Оно могло бы и не стать таким специфическим, если бы в русской социальной мелиорации была надежная система дренажа, оберегающая бассейн от переполнения, а его окрестности от революционного потопа. Но об этом ни Елизавета Петровна, ни ее преемники по разным причинам не позаботились.
Б. А. Успенский пишет: «С Запада кажется, что русская интеллигенция и европейские интеллектуалы одно и то же; из России кажется, что русская интеллигенция есть нечто сугубо специфичное и даже полярно противоположное». Продолжая нашу натянутую метафору, можно сказать, что европейские интеллектуалы это налаженное водохранилище, которым можно пользоваться применительно к нуждам государственного хозяйства. Вода здесь и там одинаковая, но работает по-разному. Б. А. Успенский уклоняется от прямого определения интеллигенции, но из текста его выявляются два ее признака, нетождественные, несвязанные, но скрестившиеся: во-первых, это носительница и хранительница духовных ценностей, во-вторых оппозиция, противостоящая как власти, так и народу. По первому признаку она, действительно, тождественна западным интеллектуалам, по второму, действительно, противоположна им. Б. А. Успенский уделяет преимущественное внимание второму признаку разнице; мы попробуем присмотреться к первому.
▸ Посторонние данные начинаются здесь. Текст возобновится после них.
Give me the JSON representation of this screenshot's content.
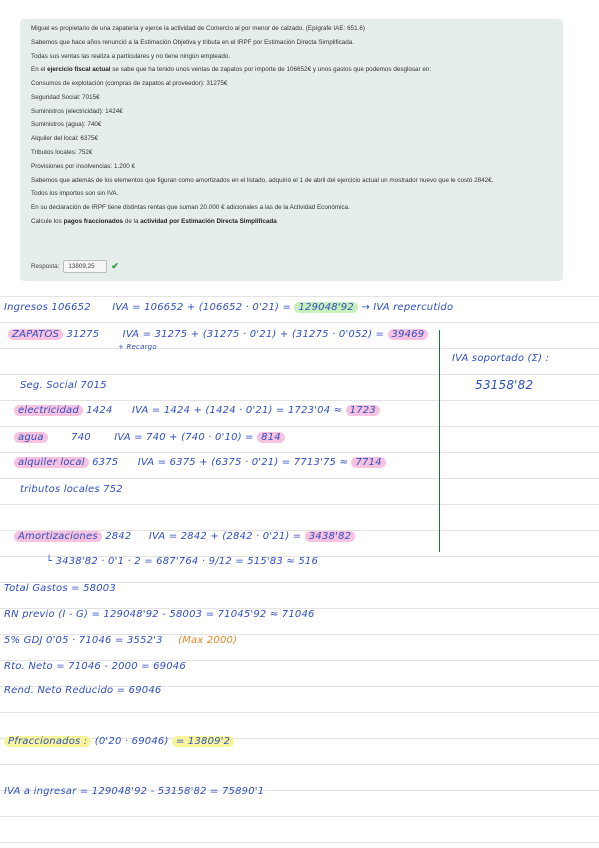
{
  "problem": {
    "lines": [
      "Miguel es propietario de una zapatería y ejerce la actividad de Comercio al por menor de calzado. (Epígrafe IAE: 651.6)",
      "Sabemos que hace años renunció a la Estimación Objetiva y tributa en el IRPF por Estimación Directa Simplificada.",
      "Todas sus ventas las realiza a particulares y no tiene ningún empleado."
    ],
    "fiscal_pre": "En el ",
    "fiscal_bold": "ejercicio fiscal actual",
    "fiscal_post": " se sabe que ha tenido unos ventas de zapatos por importe de 106652€ y unos gastos que podemos desglosar en:",
    "expenses": [
      "Consumos de explotación (compras de zapatos al proveedor): 31275€",
      "Seguridad Social: 7015€",
      "Suministros (electricidad): 1424€",
      "Suministros (agua): 740€",
      "Alquiler del local: 6375€",
      "Tributos locales: 752€",
      "Provisiones por insolvencias: 1.200 €"
    ],
    "extra": [
      "Sabemos que además de los elementos que figuran como amortizados en el listado, adquirió el 1 de abril del ejercicio actual un mostrador nuevo que le costó 2842€.",
      "Todos los importes son sin IVA.",
      "En su declaración de IRPF tiene distintas rentas que suman 20.000 € adicionales a las de la Actividad Económica."
    ],
    "question_pre": "Calcule los ",
    "question_bold1": "pagos fraccionados",
    "question_mid": " de la ",
    "question_bold2": "actividad por Estimación Directa Simplificada",
    "answer_label": "Resposta:",
    "answer_value": "13809,25",
    "check_icon": "check-icon"
  },
  "notes": {
    "ingresos": "Ingresos   106652",
    "ingresos_iva": "IVA = 106652 + (106652 · 0'21) =",
    "ingresos_total": "129048'92",
    "ingresos_after": "→ IVA repercutido",
    "zapatos": "ZAPATOS",
    "zapatos_amt": "31275",
    "zapatos_iva": "IVA = 31275 + (31275 · 0'21) + (31275 · 0'052) =",
    "zapatos_total": "39469",
    "recargo": "+ Recargo",
    "iva_soportado_label": "IVA soportado (Σ) :",
    "iva_soportado_value": "53158'82",
    "seg_social": "Seg. Social   7015",
    "electricidad": "electricidad",
    "electricidad_amt": "1424",
    "electricidad_iva": "IVA = 1424 + (1424 · 0'21) = 1723'04 ≈",
    "electricidad_total": "1723",
    "agua": "agua",
    "agua_amt": "740",
    "agua_iva": "IVA = 740 + (740 · 0'10) =",
    "agua_total": "814",
    "alquiler": "alquiler local",
    "alquiler_amt": "6375",
    "alquiler_iva": "IVA = 6375 + (6375 · 0'21) = 7713'75 ≈",
    "alquiler_total": "7714",
    "tributos": "tributos locales   752",
    "amort": "Amortizaciones",
    "amort_amt": "2842",
    "amort_iva": "IVA = 2842 + (2842 · 0'21) =",
    "amort_total": "3438'82",
    "amort_calc": "└ 3438'82 · 0'1 · 2 = 687'764 · 9/12 = 515'83 ≈ 516",
    "total_gastos": "Total Gastos = 58003",
    "rn_previo": "RN previo (I - G) = 129048'92 - 58003 = 71045'92 ≈ 71046",
    "gdj_pre": "5% GDJ   0'05 · 71046 = 3552'3",
    "gdj_max": "(Max 2000)",
    "rto_neto": "Rto. Neto = 71046 - 2000 = 69046",
    "rend_reducido": "Rend. Neto Reducido = 69046",
    "pfracc_label": "Pfraccionados :",
    "pfracc_expr": "(0'20 · 69046)",
    "pfracc_total": "= 13809'2",
    "iva_ingresar": "IVA a ingresar = 129048'92 - 53158'82 = 75890'1"
  }
}
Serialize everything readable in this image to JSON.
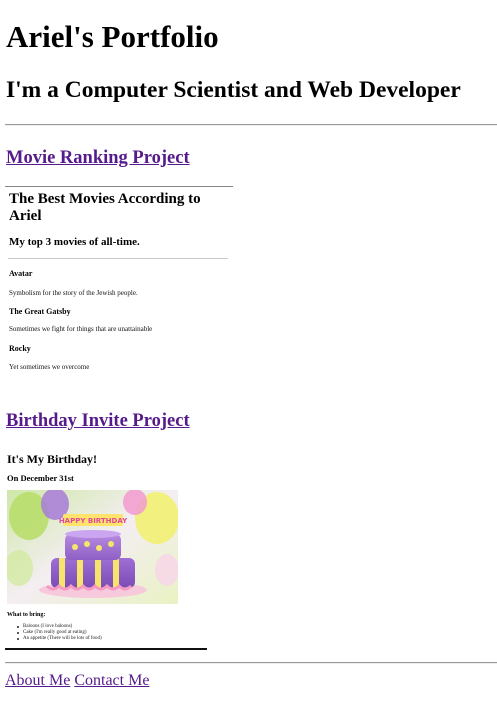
{
  "header": {
    "title": "Ariel's Portfolio",
    "subtitle": "I'm a Computer Scientist and Web Developer"
  },
  "projects": [
    {
      "link_label": "Movie Ranking Project",
      "preview": {
        "title": "The Best Movies According to Ariel",
        "subtitle": "My top 3 movies of all-time.",
        "movies": [
          {
            "name": "Avatar",
            "description": "Symbolism for the story of the Jewish people."
          },
          {
            "name": "The Great Gatsby",
            "description": "Sometimes we fight for things that are unattainable"
          },
          {
            "name": "Rocky",
            "description": "Yet sometimes we overcome"
          }
        ]
      }
    },
    {
      "link_label": "Birthday Invite Project",
      "preview": {
        "title": "It's My Birthday!",
        "date": "On December 31st",
        "image": {
          "subject": "birthday-cake-icon",
          "banner_text": "HAPPY BIRTHDAY"
        },
        "bring_label": "What to bring:",
        "items": [
          "Baloons (I love baloons)",
          "Cake (I'm really good at eating)",
          "An appetite (There will be lots of food)"
        ]
      }
    }
  ],
  "footer": {
    "links": [
      "About Me",
      "Contact Me"
    ]
  },
  "colors": {
    "visited_link": "#551a8b",
    "divider": "#9a9a9a"
  }
}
(Впрочем, так как интеллектуалы в его статье тоже не определены, то неясно, оппозиционны они или сервильны. Скорее всего, как можно догадаться, их отношение к власти и народу высоколобое наплевательство.)
Специфику, обрисованную Б. А. Успенским, можно сформулировать коротко: русская интеллигенция это западный интеллектуализм (носитель духовных ценностей), перенесенный на русскую почву (где он дополнительно принимает на себя роль оппозиции, в отсталой России не предусмотренную). Почему Россия оказалась отсталой, обсуждать здесь вряд ли возможно (татарское иго, импортная третьеримская гордыня Ивана Грозного и самобытная Николая I, чередование эволюционных полос, грозящих перейти в застой, и революционных, грозящих перейти в надрыв...). Но в эпоху, когда Европа уже выработала конституционную монархию с узаконенной оппозицией как противовесом власти, в эту эпоху Россия вступила отстало-абсолютистской, с оппозицией как беззаконной подрывной силой. Конституироваться оппозиция стала только в предреволюционной Думе (кадеты «партия интеллигенции»), да и то Солженицын до сих пор считает, что зря.
Было два определения интеллигенции европейское, «слой общества, воспитанный в расчете на участие в управлении обществом, но за отсутствием вакансий оставшийся со своим образованием не у дел» (слово intelligenttsia в этом смысле заимствовано как раз из русского языка, но на этом парадоксе некогда останавливаться) и советское, «прослойка общества, обслуживающая господствующий класс». Первое перекликается с русским ощущением, что интеллигенция прежде всего оппозиционна: когда тебе не дают места, на которое ты рассчитывал, ты, естественно, начинаешь дуться. Второе, наоборот, перекликается с европейским ощущением, что интеллигенция (интеллектуалы) это прежде всего носительница духовных ценностей: так как власть для управления нуждается не только в полицейском, но и в духовном насилии над массами (проповедь, школа, печать), то она с готовностью пользуется пригодными для этого духовными ценностями из арсенала интеллигенции. «Ценность» не абсолютная величина, это всегда ценность «для кого-то», в том числе и для власти. Разумеется, не всякая ценность, а с выбором.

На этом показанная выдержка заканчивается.